Após um fim de semana de abertura repleto de emoção, Oulu, na Finlândia, assume oficialmente o título de Capital Europeia da Cultura de 2026. Ciao, viajante — venha comigo descobrir por que esta cidade no norte do país se torna agora um palco para arte, clima e memórias que se saboreiam como um bom espresso ao amanhecer.
A cidade sucedeu a Nova Gorica (Eslovénia) e Gorizia (Itália), a primeira Capital Europeia da Cultura transfronteiriça, e a Chemnitz (Alemanha), detentora do título em 2025. Ao longo de todo o ano, Oulu 2026 vai apresentar um programa que mistura instalações artísticas, festivais sazonais e experiências gastronômicas, desenhadas para reforçar a indústria criativa local e para dialogar com um tema central: as alterações climáticas.
Entre as obras mais evocativas estão No.1574 Stone, de Rana Begum — cinco esculturas de pedra inspiradas nos glaciares e no gelo marinho — e Architectural Snowflakes: Letters from Heaven, de Takahiro Iwasaki, com centenas de flocos de neve simétricos que lembram a arquitetura das igrejas locais. São peças que convidam a tocar com o olhar, sentir a textura do tempo nas paredes e meditar sobre a fragilidade do gelo.
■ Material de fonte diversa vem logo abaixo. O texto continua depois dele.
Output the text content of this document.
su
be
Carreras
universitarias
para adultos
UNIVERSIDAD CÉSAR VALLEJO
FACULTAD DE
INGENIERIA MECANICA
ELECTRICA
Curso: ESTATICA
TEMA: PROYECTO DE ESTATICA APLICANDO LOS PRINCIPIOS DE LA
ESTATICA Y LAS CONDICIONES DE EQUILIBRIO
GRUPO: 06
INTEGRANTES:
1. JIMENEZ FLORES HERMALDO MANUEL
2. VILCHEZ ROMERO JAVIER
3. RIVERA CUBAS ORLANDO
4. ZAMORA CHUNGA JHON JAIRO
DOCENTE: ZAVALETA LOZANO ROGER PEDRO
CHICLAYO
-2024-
A posição de Oulu no extremo norte da Finlândia é um convite à experiência sensorial das estações: o contraste entre o inverno severo e o sol quase sem fim do verão. Em meados de fevereiro, o Nallikari SnowFest reúne 10 equipas sob o tema “À beira-mar (Meren äärellä)”, com apenas três dias para dar forma a esculturas de neve que parecem saídas de um sonho nórdico. Pouco depois, o litoral gelado transforma-se em pista sonora com o Frozen People, festival de música eletrónica realizado sobre o mar congelado — uma experiência quase cinematográfica, perfeita para quem busca o inesperado.
No verão, quando o pôr do sol acontece de madrugada, a cidade celebra o sol da meia-noite com uma corrida emblemática no dia 4 de julho, com percursos que vão dos 10 km até a maratona completa. É o momento do dolce far niente nórdico: correr sob a luz que não se despede, respirar o ar fresco e sentir a paisagem em movimento.
Com o regressar das noites mais longas, em novembro chega o Lumo Art & Tech Festival, uma imersão de 10 dias em obras digitais e eventos que exploram fronteiras entre arte e tecnologia. E durante o ano inteiro, o Arctic Food Lab oferece ao visitante um mapa gustativo do Ártico, com iniciativas como o Sense Fest e o Arctic Tasting — para provar tradições e inovações que nascem entre o mar e a taiga.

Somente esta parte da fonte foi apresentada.